To get the rest of the way, the EPA will now set state-specific targets. While the federal government will decide the number, it will be down to each state to meet it through any combination of less carbon intensive fuels, greater efficiency or carbon trading.

This flexibility could be seen as a weakness. Some critics believe that by giving states the option to compensate for what goes on "inside the fence" of a power plant with actions outside it, the EPA is moving into uncharted legal territory and it is certain to be tested in courts.

But Dr Dallas Burtraw from the conservation group Resources for the Future believes this flexibility is a strength. The way the regulations have been drawn up means that even if the courts bar one aspect, the rest still stands.
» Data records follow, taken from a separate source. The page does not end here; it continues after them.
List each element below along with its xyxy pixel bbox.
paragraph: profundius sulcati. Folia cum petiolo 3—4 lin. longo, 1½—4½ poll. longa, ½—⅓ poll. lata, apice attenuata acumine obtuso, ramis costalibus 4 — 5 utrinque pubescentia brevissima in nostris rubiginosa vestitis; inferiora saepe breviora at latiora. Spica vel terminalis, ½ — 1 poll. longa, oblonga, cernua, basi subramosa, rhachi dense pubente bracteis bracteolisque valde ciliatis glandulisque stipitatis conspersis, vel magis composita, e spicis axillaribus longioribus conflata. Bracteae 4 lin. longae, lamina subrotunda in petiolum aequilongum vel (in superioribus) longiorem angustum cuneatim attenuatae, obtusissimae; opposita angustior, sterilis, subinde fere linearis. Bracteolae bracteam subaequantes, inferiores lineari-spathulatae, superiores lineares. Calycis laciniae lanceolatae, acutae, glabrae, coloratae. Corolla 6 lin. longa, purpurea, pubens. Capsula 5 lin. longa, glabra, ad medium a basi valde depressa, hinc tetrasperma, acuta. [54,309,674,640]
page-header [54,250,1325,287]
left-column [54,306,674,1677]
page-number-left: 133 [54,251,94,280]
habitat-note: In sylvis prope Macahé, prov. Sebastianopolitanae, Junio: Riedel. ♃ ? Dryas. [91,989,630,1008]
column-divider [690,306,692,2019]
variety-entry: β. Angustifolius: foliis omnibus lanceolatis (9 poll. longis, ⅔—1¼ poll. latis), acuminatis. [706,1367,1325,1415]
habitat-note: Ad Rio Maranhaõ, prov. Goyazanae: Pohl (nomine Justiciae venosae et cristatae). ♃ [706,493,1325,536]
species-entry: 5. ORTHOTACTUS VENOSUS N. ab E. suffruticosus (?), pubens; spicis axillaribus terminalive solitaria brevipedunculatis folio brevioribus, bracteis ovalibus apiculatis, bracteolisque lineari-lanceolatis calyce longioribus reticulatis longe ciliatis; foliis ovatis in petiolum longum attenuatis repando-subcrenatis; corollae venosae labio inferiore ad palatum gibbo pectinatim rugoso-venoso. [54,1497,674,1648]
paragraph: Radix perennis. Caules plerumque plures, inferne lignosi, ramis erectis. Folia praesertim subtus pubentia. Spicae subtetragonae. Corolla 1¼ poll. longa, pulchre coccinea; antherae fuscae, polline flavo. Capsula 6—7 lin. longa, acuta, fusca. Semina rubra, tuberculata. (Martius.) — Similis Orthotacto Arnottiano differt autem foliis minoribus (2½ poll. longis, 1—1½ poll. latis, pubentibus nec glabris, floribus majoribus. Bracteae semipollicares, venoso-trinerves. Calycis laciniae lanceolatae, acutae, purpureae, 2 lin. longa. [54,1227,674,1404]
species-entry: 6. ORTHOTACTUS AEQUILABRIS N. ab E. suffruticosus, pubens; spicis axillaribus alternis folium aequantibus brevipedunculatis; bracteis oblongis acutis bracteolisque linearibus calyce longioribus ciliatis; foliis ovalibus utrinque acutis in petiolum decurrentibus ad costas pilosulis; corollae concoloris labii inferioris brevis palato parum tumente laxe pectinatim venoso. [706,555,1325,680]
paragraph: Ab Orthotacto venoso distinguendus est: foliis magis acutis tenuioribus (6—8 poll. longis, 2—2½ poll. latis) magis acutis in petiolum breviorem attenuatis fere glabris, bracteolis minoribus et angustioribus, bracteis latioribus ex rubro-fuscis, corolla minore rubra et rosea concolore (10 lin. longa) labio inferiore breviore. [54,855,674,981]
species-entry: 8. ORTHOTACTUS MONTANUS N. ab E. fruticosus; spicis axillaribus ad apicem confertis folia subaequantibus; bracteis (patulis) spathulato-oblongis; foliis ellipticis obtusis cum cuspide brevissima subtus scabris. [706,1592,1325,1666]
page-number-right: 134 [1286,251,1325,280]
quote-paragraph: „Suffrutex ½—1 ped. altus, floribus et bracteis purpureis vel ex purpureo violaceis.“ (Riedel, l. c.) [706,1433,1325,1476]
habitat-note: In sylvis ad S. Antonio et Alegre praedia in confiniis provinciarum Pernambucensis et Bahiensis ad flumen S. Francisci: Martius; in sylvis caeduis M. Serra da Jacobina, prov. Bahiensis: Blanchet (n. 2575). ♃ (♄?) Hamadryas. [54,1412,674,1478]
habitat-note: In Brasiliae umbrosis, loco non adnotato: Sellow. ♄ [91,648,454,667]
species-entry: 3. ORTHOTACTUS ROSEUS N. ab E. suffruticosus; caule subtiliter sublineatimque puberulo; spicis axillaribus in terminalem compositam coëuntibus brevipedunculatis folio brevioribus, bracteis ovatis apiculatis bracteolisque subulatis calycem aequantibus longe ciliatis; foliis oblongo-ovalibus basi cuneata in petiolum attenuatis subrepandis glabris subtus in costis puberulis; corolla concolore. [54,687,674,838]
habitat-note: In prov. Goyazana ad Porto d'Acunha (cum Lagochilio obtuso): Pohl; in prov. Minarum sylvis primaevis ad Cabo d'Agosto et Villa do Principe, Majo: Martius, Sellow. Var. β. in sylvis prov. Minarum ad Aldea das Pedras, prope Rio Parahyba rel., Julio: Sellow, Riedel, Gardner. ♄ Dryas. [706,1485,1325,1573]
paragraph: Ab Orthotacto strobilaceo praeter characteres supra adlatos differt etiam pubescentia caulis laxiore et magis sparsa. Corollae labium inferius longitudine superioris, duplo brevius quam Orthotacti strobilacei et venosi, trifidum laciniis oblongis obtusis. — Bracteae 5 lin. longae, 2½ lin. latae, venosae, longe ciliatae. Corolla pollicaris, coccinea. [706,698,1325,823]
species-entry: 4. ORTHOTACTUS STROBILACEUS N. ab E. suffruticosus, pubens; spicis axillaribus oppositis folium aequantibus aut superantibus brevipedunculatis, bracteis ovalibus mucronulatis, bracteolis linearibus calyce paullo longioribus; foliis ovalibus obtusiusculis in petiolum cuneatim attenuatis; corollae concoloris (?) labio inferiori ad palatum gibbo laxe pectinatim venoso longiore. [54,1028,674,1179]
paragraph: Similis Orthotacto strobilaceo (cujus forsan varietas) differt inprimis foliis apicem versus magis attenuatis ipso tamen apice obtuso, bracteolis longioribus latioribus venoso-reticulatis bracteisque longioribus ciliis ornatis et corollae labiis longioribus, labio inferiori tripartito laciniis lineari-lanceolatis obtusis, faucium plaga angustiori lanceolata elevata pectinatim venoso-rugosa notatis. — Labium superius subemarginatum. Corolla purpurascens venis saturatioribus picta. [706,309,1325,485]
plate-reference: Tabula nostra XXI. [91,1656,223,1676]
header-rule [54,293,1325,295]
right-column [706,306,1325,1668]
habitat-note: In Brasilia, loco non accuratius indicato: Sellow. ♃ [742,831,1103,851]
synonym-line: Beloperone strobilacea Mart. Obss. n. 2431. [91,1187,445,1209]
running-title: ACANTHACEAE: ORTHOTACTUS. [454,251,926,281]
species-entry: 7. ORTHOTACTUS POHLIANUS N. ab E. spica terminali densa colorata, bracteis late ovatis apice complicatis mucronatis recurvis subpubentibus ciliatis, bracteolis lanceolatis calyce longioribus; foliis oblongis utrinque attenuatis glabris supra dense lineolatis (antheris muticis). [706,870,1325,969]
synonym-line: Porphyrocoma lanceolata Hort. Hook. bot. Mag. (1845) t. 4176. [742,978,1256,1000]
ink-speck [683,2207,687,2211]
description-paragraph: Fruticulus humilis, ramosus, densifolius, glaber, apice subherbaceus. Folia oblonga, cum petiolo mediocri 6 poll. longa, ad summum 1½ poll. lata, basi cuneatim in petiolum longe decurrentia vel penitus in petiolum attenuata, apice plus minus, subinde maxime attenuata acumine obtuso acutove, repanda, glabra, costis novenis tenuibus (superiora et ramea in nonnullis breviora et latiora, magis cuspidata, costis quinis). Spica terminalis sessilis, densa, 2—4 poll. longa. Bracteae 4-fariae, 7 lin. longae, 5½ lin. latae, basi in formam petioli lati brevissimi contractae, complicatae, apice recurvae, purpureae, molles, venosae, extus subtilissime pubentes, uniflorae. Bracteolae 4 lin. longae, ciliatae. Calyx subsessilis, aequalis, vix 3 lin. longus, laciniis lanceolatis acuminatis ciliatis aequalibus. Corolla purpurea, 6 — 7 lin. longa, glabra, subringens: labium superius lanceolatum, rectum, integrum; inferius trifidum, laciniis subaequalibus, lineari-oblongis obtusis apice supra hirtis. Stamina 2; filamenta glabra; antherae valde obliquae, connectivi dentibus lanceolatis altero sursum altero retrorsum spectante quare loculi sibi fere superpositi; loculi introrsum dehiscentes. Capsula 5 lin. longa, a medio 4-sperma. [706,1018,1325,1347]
"If a court came in and said you can't account for energy efficiency because it is not verifiable or whatever, that might get erased but the rest of the rule might still stand we believe."

A critical point, according to Dr Burtraw is the timing. As each state has to draw up its own plan, it could be two years before they are finalised.

"There is not really anything for the lawyers to put their teeth into until the state plans are complete, and these rules will be quite far in their development before they are legally challengeable," he says.

He says that today's "regime change" on climate will alter the whole investment climate.

Utilities which have to decide on new power plants in the next two to three years will have to take a risky gamble that the rules will be struck out, or put their money in low carbon technology.

"The Clean Air Act is an amazing institution, it is like a freight train, slow but hard to stop, there will be blows and setbacks, but the act will be unstoppable," he says.

There has been much praise for the step from many observers who believe that it really will invigorate the moribund international climate negotiating process. They argue that countries like India and China will now have to react to this concrete step from the US.

Others are not so sure.

"I think it gives a little momentum to the administration to show that they are serious," says Alden Meyer.

"But negotiators I have talked to are very aware that the President is going into his last two years, people are beginning to ask how durable is this, is it something the next President will carry forward?

"It strengthens his credibility, but it is not like it is going to change all the dynamics and lead us to the promised land."

"It is going to be helpful, but not transformational."